Atatürk Havalimanı'nın ülkeye yıllarca hizmet verdiğine dikkat çekilen açıklamada, "Bu sırada da Türkiye, özellikle de son 20 yılda, onların istediği gibi yerinde saymadı. Ekonomisi, turizmi, ticareti, nüfusu gelişti. Öyle olunca da yeni ve kapasitesi büyük bir havalimanına ihtiyaç doğdu" denildi.
"Doğu batı pistleri iacil durumlarda kullanılmak üzere açık tutulmaya devam edilecektir"
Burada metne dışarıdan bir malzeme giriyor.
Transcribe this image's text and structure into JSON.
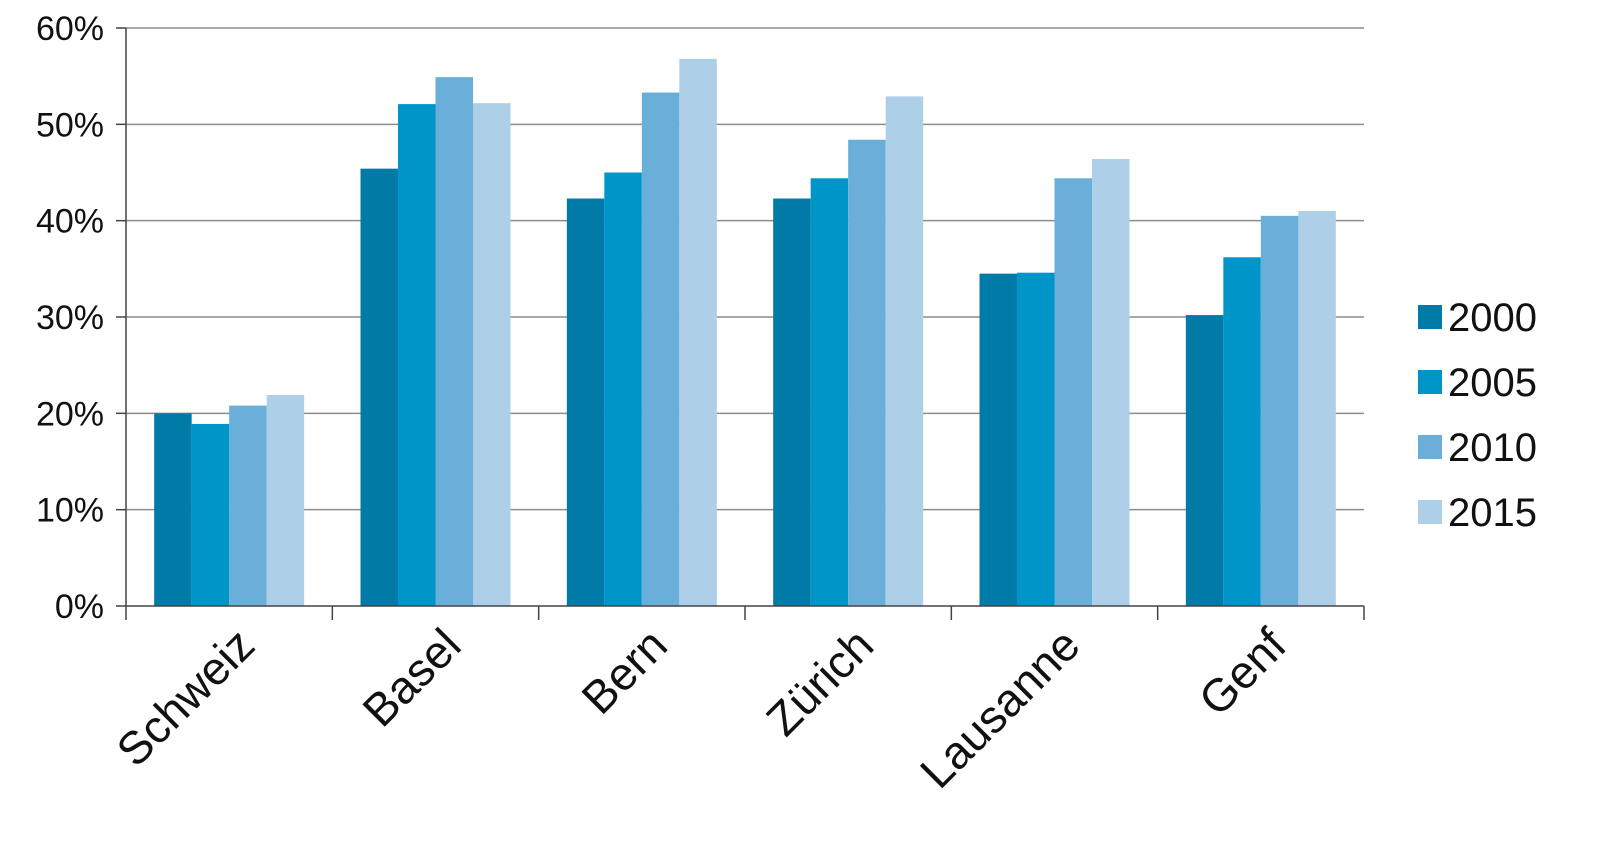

Açıklamada, ardı ardına başarılarıyla ülkeyi gururlandıran İstanbul Havalimanı çalışmaya devam ederken, Atatürk Havalimanı'nın pistlerinin durumuna ilişkin şu bilgiler paylaşıldı:
Atatürk Havalimanı'nın kuzey güney pistleri İstanbul Havalimanı'nın kuzey güney pistleri ile aynı eksende bulunduğundan, havacılık kuralları gereği kullanılamaması sonucu iniş pisti hüviyetini kaybetmiş olup beton bir alana dönüşmüştür. Halihazırda kullanılmaya devam edilen doğu batı pistleri ise acil durumlarda kullanılmak üzere açık tutulmaya devam edilecektir.
Atatürk Havalimanı'nda bulunan 3 adet pistten, 05-23 pisti halen genel havacılık uçuşları için aktif olarak kullanılmaktadır. 2 adet 17-35 paralel pistleri ise Nisan 2019 tarihinde notam ile kullanım dışı bırakılmış olup 16 Temmuz 2020 tarihinde de Havacılık Enformasyon Yayını (AIP) ile uluslararası olarak havacılık sektörüne duyurulmuştur.
Atatürk Havalimanı kuzey güney pistlerinin olduğu bölge bundan böyle milletimize başka bir şekilde, Millet Bahçesi'yle hizmet edecek. Atatürk Havalimanı, milletin kalmaya devam edecek. Bu kadar açık, bu kadar net.